Here's how the market settled to close out the week:
S&P 500 Index
Dow Jones Industrial Average
Nasdaq Composite Index
Underperforming its peers, the tech-heavy Nasdaq fell over 3.5% for the week and roughly 4% for the month of February, marking its worst month since April 2024. The S&P 500 Index also fell about 1% for the week and 1.4% for the month. The Dow, meanwhile, rose 1% for the week as many investors rotated out of growth stocks amid increased trading volatility throughout the week. For the month, the Dow fell alongside the broader market, declining about 2%.
Wall Street turned negative for a brief period on Friday after talks between President Donald Trump, Ukraine President Volodymyr Zelenskyy and Vice President JD Vance turned tense before the media at the White House. The leaders had met regarding a potential Ukraine mineral rights deal with the United States, a discussion that many investors hoped would be the start of the end of the nation's war with Russia.
The Personal Consumption Expenditures Price Index increased 0.3% month-to-month in January and 2.5% annually, the Commerce Department reported Friday, coming in-line with Dow Jones consensus estimates and offering another sign that inflationary pressures are easing.
Excluding food and energy prices, core PCE rose 0.3% in January and 2.6% year-over-year, also coming in-line with estimates. Moreover, the 12-month core measure decreased compared to December's upwardly revised reading of 2.9%.
"Softer consumer spending and slower income growth should catch the Fed's attention. Despite the deceleration in the annual pace of inflation, the monthly rate is still running hotter than the Fed would like," said Jeffrey Roach, chief economist at LPL Financial, quoted by Reuters. "The odds are rising that the Fed's next rate cut will be in June. Whether the next cut happens then or in July is less relevant than the number of cuts by the end of year."
"The current macro backdrop suggests only two cuts in total this year but more in 2026," Roach added.
Elsewhere, JPMorgan economist Bennett Parrish told clients in a note that the recent increase in weekly jobless claims posted Thursday -- which matched the highest level since October -- may reflect some growing weakness in the labor market.

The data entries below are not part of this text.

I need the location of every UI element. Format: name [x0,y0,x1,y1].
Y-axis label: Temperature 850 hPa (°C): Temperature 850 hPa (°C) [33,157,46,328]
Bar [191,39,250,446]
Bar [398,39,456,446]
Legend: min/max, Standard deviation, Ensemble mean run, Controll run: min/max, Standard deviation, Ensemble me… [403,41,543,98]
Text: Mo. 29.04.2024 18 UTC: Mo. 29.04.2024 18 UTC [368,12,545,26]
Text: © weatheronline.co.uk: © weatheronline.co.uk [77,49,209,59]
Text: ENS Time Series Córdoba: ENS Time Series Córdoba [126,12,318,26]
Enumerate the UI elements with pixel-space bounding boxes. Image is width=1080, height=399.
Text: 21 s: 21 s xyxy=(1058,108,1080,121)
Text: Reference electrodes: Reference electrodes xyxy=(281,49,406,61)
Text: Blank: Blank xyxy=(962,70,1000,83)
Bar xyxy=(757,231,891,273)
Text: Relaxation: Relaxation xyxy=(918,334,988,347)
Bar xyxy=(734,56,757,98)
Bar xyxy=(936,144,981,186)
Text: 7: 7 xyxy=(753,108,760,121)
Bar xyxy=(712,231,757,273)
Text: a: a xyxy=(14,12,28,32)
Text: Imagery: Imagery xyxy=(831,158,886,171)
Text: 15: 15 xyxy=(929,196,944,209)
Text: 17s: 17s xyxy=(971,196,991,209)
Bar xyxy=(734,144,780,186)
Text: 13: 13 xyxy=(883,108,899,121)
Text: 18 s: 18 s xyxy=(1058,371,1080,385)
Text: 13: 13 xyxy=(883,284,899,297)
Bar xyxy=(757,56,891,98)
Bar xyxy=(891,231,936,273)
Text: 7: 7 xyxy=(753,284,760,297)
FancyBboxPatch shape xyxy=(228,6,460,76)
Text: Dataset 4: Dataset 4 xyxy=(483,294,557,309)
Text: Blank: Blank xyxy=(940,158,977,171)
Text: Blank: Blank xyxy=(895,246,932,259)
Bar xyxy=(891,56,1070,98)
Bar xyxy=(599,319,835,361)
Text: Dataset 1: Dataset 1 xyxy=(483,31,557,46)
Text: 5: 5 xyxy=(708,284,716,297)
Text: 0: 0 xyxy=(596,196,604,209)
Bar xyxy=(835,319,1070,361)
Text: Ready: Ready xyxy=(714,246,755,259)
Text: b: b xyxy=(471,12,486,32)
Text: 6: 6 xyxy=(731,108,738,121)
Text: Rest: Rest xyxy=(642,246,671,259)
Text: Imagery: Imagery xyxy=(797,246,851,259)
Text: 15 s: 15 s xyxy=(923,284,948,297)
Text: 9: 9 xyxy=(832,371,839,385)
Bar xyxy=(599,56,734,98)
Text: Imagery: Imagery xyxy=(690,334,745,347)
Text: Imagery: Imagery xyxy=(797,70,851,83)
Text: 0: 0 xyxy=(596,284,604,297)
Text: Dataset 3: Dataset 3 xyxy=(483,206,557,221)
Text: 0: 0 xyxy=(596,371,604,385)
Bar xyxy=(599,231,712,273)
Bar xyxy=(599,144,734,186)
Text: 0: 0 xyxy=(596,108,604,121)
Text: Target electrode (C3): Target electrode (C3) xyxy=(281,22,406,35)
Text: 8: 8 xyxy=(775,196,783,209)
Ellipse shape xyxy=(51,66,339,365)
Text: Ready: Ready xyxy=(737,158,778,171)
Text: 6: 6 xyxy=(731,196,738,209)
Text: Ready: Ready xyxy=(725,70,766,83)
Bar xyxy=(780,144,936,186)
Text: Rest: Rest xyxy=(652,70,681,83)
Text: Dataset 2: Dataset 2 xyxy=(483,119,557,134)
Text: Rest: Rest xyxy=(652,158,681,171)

"While it's possible that weather and seasonal noise contributed to the spike, the sharp move higher is somewhat concerning for the jobs picture," Parrish said, referring to the 22,000 jump in claims from the previous week to a total of 242,000 for the week ended Feb. 22. "We do not think the latest increase was driven by job losses among government contractors and layoffs among federal employees are not captured by the headline figures."